When the Tri-Cities officially hits the 300,000 population mark, it could open up new interest from retailers not yet seen locally.
“Food processing, agriculture and medical are all growing really strong, so those pull other things in, like retail and financial services, and makes those sectors stronger,” Ellsworth said.
Brokers described some “sub-markets” in the Tri-Cities that are a hotbed for current and future growth. Laird and Shaffer believe these include Road 68 in Pasco, Queensgate Drive and Badger Mountain South, both in Richland.
“They’re all kind of competing with each other, even though it’s not a huge distance apart. They’ll all be driven by the residential growth. Big box started and smaller ones piggybacked on. If the rooftops continue to show up, you’ll see additional demand for neighborhood strip malls,” Laird said.

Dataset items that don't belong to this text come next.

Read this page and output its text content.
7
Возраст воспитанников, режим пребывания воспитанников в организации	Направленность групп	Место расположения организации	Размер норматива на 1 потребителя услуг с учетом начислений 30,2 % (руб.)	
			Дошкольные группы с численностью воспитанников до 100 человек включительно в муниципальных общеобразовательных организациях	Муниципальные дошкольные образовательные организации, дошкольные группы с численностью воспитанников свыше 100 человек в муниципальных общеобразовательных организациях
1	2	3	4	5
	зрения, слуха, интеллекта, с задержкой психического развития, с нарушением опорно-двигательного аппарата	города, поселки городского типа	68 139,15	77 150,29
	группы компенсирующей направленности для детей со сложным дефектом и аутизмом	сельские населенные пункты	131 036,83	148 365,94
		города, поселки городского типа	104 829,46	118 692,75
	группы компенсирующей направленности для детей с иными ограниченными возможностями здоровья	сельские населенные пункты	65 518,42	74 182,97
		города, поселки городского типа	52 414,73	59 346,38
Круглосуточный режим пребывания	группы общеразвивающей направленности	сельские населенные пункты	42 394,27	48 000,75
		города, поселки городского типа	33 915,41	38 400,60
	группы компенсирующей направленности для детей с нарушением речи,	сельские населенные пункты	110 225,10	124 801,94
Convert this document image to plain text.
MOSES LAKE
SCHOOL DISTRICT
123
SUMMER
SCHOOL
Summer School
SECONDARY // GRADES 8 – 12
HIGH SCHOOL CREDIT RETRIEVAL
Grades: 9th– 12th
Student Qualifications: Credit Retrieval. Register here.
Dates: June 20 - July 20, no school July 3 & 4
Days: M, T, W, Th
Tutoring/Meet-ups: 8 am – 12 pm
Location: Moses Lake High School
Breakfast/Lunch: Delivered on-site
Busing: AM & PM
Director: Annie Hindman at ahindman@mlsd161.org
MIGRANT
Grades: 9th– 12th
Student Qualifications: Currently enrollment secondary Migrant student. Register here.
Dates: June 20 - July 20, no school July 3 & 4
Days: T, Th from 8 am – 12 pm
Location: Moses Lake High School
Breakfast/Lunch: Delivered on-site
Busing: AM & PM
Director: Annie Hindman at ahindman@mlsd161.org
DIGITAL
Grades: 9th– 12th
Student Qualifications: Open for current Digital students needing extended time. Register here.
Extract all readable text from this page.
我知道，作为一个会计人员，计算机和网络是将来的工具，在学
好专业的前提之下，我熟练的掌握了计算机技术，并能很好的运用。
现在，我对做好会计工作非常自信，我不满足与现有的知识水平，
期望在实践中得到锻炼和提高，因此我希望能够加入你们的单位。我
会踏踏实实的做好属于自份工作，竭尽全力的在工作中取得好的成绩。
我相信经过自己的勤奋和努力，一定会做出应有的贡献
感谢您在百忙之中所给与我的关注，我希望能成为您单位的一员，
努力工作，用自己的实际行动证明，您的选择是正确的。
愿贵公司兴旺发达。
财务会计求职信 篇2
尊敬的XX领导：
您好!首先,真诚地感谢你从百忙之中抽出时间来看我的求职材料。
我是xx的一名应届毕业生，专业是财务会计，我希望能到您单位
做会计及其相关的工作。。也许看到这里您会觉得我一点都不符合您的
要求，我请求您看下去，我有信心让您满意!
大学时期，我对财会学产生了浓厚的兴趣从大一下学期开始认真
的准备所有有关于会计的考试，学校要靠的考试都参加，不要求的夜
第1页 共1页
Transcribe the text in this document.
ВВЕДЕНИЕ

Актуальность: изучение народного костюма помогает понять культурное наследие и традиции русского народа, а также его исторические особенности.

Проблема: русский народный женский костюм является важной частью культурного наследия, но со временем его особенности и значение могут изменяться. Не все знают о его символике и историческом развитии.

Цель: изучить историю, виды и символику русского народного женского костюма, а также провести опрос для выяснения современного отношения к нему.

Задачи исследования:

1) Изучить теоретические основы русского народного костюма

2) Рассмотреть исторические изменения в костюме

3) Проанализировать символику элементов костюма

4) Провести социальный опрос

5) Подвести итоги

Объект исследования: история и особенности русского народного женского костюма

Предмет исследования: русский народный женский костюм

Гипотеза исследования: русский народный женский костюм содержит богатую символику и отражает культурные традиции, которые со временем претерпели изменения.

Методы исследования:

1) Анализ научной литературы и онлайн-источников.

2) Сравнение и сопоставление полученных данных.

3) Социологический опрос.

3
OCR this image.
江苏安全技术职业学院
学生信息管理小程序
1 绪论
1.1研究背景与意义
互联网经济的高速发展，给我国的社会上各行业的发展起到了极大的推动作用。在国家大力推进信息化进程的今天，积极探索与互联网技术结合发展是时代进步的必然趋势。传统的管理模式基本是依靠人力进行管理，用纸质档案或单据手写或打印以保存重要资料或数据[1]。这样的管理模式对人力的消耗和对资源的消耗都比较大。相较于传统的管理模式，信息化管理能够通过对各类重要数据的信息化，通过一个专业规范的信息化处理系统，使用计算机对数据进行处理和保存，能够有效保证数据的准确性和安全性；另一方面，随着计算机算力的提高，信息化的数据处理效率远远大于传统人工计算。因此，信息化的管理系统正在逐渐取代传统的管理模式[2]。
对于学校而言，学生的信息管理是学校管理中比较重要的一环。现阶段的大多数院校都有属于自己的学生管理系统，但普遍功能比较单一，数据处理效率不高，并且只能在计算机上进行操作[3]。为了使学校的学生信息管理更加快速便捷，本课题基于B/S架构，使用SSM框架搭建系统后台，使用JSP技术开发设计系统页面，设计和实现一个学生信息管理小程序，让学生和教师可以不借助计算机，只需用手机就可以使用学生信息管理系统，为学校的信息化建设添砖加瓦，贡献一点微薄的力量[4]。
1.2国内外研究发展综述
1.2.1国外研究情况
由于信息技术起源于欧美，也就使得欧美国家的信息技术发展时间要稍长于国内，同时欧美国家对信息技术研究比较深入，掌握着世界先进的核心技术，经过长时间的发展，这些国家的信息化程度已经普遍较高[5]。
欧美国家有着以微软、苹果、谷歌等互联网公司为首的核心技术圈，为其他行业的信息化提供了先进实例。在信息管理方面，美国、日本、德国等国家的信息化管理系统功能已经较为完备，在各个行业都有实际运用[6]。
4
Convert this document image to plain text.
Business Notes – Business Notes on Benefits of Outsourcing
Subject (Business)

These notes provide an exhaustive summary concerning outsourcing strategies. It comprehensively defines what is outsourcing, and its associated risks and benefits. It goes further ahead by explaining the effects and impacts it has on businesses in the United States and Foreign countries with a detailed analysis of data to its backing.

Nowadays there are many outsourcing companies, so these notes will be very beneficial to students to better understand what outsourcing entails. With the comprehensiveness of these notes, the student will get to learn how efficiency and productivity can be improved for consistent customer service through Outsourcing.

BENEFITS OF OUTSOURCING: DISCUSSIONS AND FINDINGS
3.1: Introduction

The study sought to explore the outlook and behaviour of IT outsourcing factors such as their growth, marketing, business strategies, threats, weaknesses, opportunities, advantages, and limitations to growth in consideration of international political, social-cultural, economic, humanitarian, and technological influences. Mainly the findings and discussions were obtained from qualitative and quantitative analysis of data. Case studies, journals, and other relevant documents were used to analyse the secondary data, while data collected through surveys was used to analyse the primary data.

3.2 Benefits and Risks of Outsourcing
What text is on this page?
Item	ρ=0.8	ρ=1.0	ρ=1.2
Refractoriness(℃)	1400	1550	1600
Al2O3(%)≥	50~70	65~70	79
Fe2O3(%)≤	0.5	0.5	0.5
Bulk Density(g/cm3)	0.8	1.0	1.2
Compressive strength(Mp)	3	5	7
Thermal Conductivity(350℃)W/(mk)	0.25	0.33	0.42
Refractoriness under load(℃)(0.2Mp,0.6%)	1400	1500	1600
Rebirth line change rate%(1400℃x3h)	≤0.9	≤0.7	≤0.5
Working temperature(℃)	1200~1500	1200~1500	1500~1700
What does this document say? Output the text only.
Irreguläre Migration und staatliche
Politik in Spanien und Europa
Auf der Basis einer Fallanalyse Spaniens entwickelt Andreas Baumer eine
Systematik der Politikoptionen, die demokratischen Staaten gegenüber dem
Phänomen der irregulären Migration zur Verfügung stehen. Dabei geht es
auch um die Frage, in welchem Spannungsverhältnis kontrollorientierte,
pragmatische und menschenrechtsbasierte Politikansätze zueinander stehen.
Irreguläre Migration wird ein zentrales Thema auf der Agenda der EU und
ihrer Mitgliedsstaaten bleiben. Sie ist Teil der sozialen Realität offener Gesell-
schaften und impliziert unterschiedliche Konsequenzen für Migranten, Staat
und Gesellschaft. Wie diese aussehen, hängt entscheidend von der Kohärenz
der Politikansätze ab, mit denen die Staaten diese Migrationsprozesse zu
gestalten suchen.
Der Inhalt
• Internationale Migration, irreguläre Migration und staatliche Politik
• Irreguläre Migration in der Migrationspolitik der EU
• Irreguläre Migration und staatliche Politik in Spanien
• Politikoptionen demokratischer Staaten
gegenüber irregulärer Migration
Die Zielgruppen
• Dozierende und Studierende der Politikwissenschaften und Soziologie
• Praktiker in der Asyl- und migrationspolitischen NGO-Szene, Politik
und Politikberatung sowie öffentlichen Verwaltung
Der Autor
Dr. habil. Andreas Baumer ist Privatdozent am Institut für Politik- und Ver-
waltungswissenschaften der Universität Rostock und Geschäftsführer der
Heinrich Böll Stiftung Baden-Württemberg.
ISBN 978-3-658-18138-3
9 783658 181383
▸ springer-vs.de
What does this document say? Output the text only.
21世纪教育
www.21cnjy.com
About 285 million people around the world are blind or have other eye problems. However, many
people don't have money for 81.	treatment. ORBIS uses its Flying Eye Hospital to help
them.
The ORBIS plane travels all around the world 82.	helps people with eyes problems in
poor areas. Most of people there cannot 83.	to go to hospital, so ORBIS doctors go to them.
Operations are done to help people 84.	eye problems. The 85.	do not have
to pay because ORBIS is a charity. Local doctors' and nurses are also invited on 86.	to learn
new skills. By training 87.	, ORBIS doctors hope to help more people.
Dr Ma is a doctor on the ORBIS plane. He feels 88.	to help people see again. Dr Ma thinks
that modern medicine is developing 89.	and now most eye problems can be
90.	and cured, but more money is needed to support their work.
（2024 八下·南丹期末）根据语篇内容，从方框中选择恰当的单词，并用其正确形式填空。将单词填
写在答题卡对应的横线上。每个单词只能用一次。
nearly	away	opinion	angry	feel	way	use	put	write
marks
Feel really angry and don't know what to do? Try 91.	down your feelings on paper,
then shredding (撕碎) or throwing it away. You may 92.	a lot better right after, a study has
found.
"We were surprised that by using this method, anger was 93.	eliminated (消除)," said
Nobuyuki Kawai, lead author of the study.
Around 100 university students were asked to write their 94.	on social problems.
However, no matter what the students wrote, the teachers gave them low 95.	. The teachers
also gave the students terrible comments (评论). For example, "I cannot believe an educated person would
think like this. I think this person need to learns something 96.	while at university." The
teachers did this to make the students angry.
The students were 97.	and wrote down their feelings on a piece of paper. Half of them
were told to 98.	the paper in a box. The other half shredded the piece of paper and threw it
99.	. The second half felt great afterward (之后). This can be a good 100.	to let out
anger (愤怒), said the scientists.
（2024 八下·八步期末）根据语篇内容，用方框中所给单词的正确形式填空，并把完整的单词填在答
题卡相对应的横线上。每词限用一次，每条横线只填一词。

Ellsworth thinks the area between Belmont Boulevard and Van Giesen Street in West Richland could take off, as well as property along the Bob Olson Parkway in Kennewick.
“We see a lot of residential growth near Southridge that’s going to lead to more commercial activity. That’s an area that’s really been untapped, and I think the Bob Olson Parkway is underused. I think as more people see it and understand it and use it, it’s going to become a major thoroughfare,” Ellsworth said.
Experts agreed there is plenty of new construction still ahead for the foreseeable future, even with a market that’s been squeezed for a couple years.
“If our market slowed down just a touch, it might bring it to a more balanced market than it is now,” Ellsworth said.